Marketing News Daily Digest - Monday, June 16
-- Advertising economist Jon Swallen says the current U.S. economic downturn is due only in part to cyclical economic issues such as sagging consumer spending. Ironically, he says, the ongoing shift from traditional to digital media—one key area of growth for advertising—is actually contributing to the overall ad economy slowdown.
More news after the jump:
-- Chris DeWolfe, who in 1998 created the original incarnation of MySpace.com, is not content to run the most world’s most popular social networking site. Now he wants MySpace to be the next indispensable Web portal.
-- Are newspapers as we know them destined to disappear like the dinosaurs? Randy Siegel, president of Parade Publications, maintains that key innovations can allow newspapers to reverse their fortunes.
-- Rob Walker, author of the weekly New York Times Magazine column “Consumed,” has devoted countless articles to telling Americans why we buy things.
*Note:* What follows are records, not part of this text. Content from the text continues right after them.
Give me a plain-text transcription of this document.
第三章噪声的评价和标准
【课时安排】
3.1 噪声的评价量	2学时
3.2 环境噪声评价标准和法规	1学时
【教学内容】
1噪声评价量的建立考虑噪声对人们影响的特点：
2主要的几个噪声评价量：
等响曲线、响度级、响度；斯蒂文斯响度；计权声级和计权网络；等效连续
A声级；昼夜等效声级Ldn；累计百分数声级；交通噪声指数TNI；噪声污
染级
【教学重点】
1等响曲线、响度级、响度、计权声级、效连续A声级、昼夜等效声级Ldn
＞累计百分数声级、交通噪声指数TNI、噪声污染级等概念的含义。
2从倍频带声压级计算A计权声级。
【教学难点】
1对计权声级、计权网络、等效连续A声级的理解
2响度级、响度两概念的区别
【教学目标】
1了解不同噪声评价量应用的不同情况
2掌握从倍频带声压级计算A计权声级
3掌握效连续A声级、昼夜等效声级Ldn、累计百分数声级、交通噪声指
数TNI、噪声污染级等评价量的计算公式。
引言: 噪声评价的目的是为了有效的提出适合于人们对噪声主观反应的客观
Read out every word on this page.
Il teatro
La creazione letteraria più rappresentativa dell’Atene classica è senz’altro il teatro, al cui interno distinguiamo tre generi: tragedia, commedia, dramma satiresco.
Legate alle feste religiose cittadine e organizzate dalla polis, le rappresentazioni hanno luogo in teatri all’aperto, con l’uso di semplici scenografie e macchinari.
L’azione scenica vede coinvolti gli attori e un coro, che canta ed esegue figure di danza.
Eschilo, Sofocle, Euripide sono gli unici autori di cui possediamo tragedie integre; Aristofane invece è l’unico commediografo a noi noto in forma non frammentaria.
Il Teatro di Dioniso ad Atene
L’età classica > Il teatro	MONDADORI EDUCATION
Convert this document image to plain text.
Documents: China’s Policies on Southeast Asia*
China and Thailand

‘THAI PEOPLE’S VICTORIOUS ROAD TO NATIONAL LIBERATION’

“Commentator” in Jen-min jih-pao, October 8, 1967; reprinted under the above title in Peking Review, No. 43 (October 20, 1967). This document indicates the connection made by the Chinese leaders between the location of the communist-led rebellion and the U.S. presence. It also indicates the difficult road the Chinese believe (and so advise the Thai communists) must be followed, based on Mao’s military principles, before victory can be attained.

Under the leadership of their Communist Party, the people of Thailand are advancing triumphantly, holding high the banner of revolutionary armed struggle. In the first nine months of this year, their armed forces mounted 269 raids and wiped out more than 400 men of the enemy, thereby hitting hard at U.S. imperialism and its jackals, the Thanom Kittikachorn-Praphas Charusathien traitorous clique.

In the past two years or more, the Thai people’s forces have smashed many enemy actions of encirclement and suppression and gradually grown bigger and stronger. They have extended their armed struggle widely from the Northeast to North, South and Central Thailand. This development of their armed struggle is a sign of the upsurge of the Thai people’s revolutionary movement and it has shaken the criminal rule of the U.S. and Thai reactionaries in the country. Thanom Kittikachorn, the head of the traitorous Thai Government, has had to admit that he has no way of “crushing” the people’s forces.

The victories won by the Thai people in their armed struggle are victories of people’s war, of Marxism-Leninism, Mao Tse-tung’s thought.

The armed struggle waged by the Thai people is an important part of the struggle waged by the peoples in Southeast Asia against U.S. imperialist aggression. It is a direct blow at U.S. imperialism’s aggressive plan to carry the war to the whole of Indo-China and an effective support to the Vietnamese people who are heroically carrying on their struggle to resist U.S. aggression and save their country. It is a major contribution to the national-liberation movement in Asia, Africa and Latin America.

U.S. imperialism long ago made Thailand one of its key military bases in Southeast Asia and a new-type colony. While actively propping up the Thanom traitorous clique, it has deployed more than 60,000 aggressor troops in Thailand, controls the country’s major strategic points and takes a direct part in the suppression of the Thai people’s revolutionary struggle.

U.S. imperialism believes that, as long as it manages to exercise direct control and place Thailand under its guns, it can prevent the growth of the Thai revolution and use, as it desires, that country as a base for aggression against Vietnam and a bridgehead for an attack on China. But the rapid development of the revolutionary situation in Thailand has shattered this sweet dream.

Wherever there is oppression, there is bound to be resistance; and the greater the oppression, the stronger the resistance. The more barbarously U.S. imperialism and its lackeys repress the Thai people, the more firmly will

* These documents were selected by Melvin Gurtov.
In his new book, Buying In: The Secret Dialogue Between What We Buy and Who We Are, he examines the latest generation of consumers who have been inundated with 360-degree advertising campaigns. But instead of finding them jaded or immune to marketing ploys, he describes a youth culture that embraces certain brands as forms of self-expression. And when there isn't an existing brand that fits the bill, they'll create brands of their own.
-- CNN has topped Google as the most popular search source for video news online, according to a new study by Performics.